Kansas City councilman’s relationship with KCI contract winner raises ethics concerns

·3 min read

The Kansas City Council needs to take a fresh look at its code of ethics.

That became clear last week as details emerged of Councilman Dan Fowler’s role in the committee that selected Vantage Airport Group for the concessions contract at Kansas City International Airport.

As we reported, one of Fowler’s key political advisors — Jason Parson, of Parson + Associates — is a major partner in the Vantage bid. In fact, Parson owns a part of the airport deal.

Fowler, a member of the selection committee, voted for the Vantage proposal. He and Parson insist there was no conflict of interest in the vote.

Wednesday, City Council member Katheryn Shields supported Fowler’s explanation. We all have friends, Shields said. If we can’t do business with people we know, nothing would get done.

That isn’t exactly how the city’s Municipal Officials and Officers Ethics Commission sees it.

Quietly, five members of the seven-person commission held a lengthy hearing on the potential Fowler conflict on Sept. 10. They heard Fowler’s defense, from him: that he last paid Parson in 2019, and he approached the airport deal “objectively.”

It wasn’t quite good enough for the ethics commission, which pointed out the obvious: The Fowler-Parson connection, and the airport concessions vote, look terrible.

“How do we know this person didn’t get a leg up or an opportunity that another person didn’t get?” asked commission member Carlose Estes. “I think the optics are what feel uncomfortable in this scenario.”

Commissioner Michelle Stark Kaufman agreed. “I’m not sure this is a case where we can say ‘yes, we’re confident that there was no special consideration given,’“ she said.

Even Fowler admitted the connection looks bad. “Is there an appearance of impropriety?
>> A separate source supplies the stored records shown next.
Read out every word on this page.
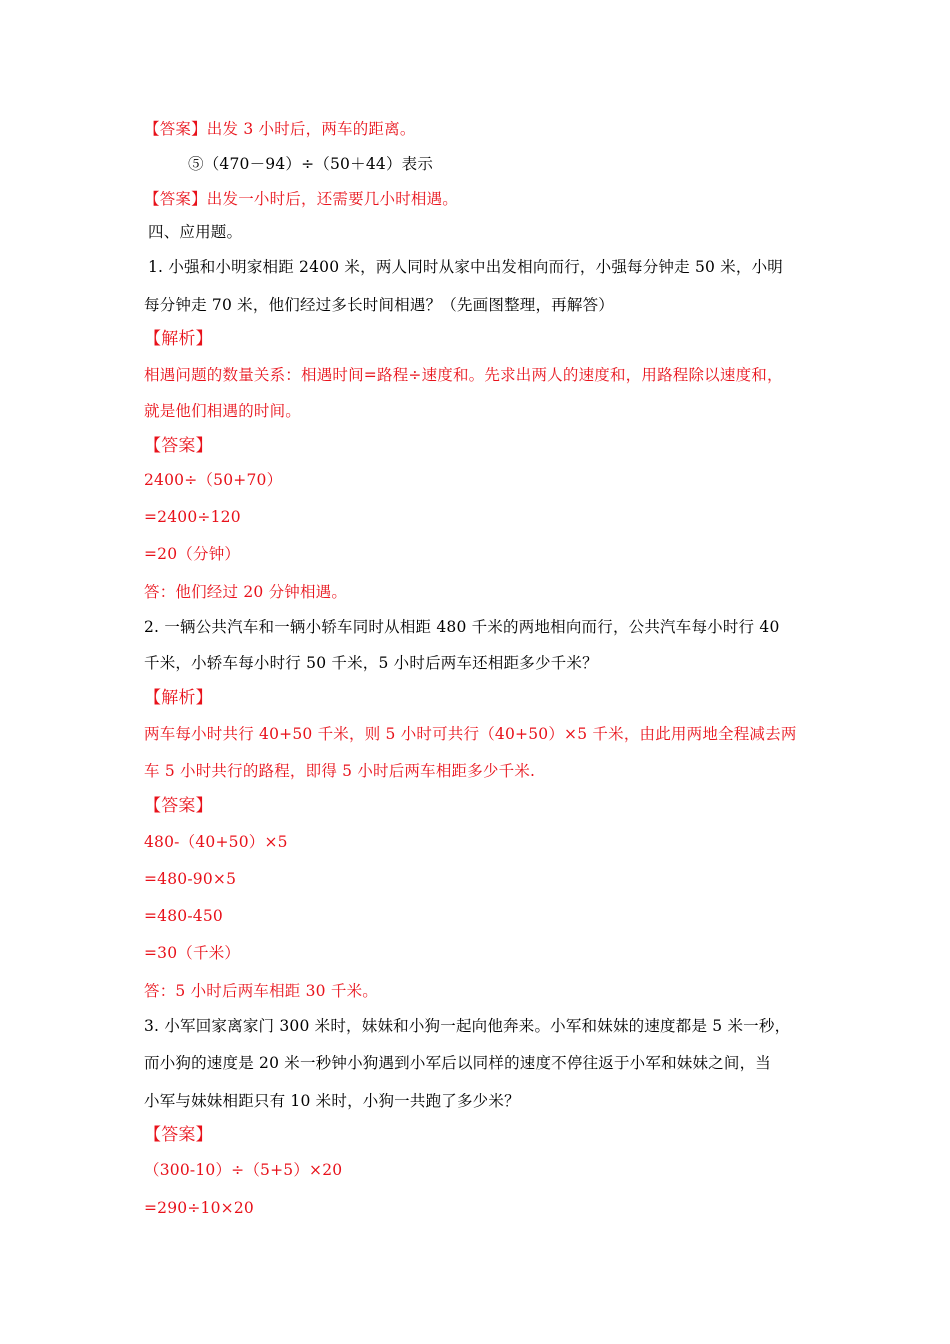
【答案】出发 3 小时后，两车的距离。
⑤（470－94）÷（50＋44）表示
【答案】出发一小时后，还需要几小时相遇。
四、应用题。
1. 小强和小明家相距 2400 米，两人同时从家中出发相向而行，小强每分钟走 50 米，小明
每分钟走 70 米，他们经过多长时间相遇？（先画图整理，再解答）
【解析】
相遇问题的数量关系：相遇时间=路程÷速度和。先求出两人的速度和，用路程除以速度和，
就是他们相遇的时间。
【答案】
2400÷（50+70）
=2400÷120
=20（分钟）
答：他们经过 20 分钟相遇。
2. 一辆公共汽车和一辆小轿车同时从相距 480 千米的两地相向而行，公共汽车每小时行 40
千米，小轿车每小时行 50 千米，5 小时后两车还相距多少千米？
【解析】
两车每小时共行 40+50 千米，则 5 小时可共行（40+50）×5 千米，由此用两地全程减去两
车 5 小时共行的路程，即得 5 小时后两车相距多少千米.
【答案】
480-（40+50）×5
=480-90×5
=480-450
=30（千米）
答：5 小时后两车相距 30 千米。
3. 小军回家离家门 300 米时，妹妹和小狗一起向他奔来。小军和妹妹的速度都是 5 米一秒，
而小狗的速度是 20 米一秒钟小狗遇到小军后以同样的速度不停往返于小军和妹妹之间，当
小军与妹妹相距只有 10 米时，小狗一共跑了多少米？
【答案】
（300-10）÷（5+5）×20
=290÷10×20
I suppose one could think that,” he told the ethics commission. Well, yes.

Ethics commissioners agreed Fowler had not violated the city’s specific ordinance on conflicts of interest, which prohibits decisions based on relationships with spouses and families, or clear self-interest.

But they worried he had skirted to the edge of another part of the ethics code, which simply says, “No official or employee shall grant any special consideration, treatment or advantage to any citizen beyond that which is available to every other citizen.”
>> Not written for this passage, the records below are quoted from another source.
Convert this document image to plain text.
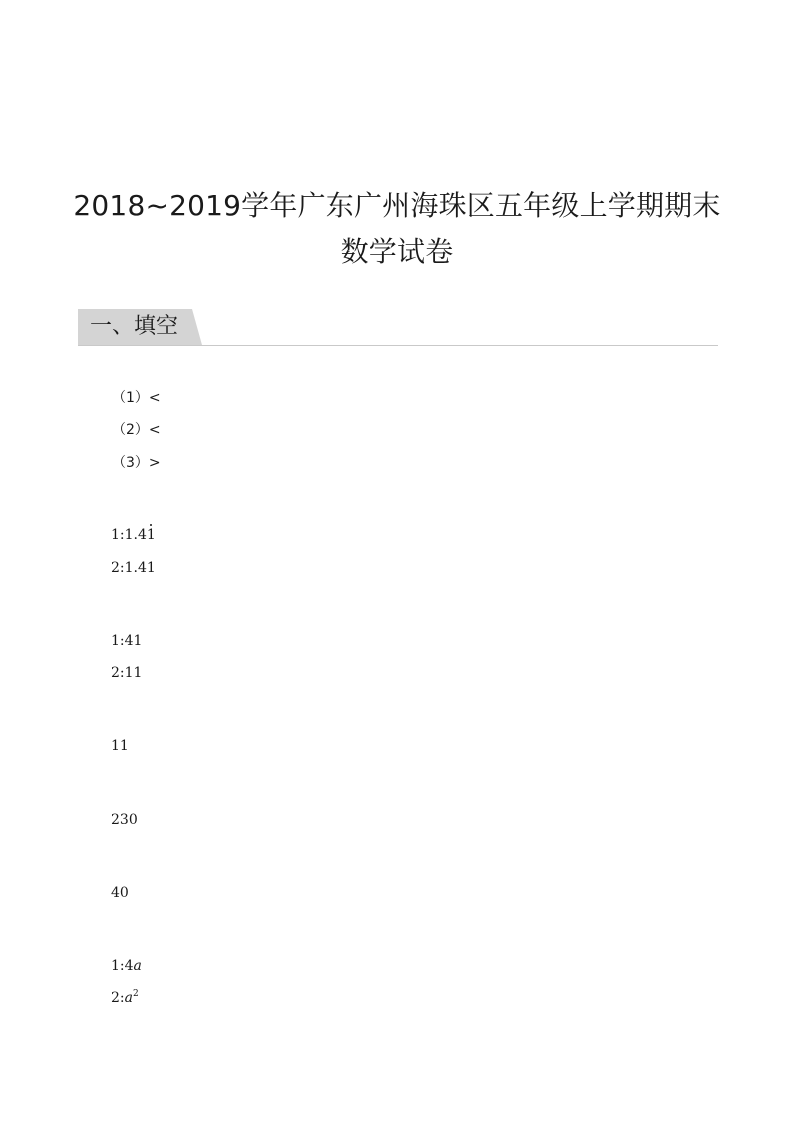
2018~2019学年广东广州海珠区五年级上学期期末
数学试卷
一、填空
（1）<
（2）<
（3）>
1:1.41
2:1.41
1:41
2:11
11
230
40
1:4a
$2:a^2$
Did Vantage, or Parson, get “special consideration”? Kansas Citians should consider that question.

The commission voted unanimously to draft an advisory opinion pointing out their concerns about Fowler’s behavior. The city is still drafting that opinion, even as a vote nears on the Vantage contract.

We believe Fowler should recuse himself from a final vote on the Vantage agreement. Then he and his colleagues should consider adding to the ethics code by requiring recusal when a council member has significant political or financial ties to a contract bidder.

At minimum, those ties should be made public before any vote. As we know, the Vantage recommendation was made secretly.

These aren’t mere technicalities. Fowler was the only elected member of a committee that picked a company for a highly-sought multimillion-dollar airport contract. Fowler’s friend is part of the company he voted for.

Shields’ “everyone does it” excuse is not acceptable. Kansas Citians must have faith that contracts are handed out on merit, not on who you know at City Hall.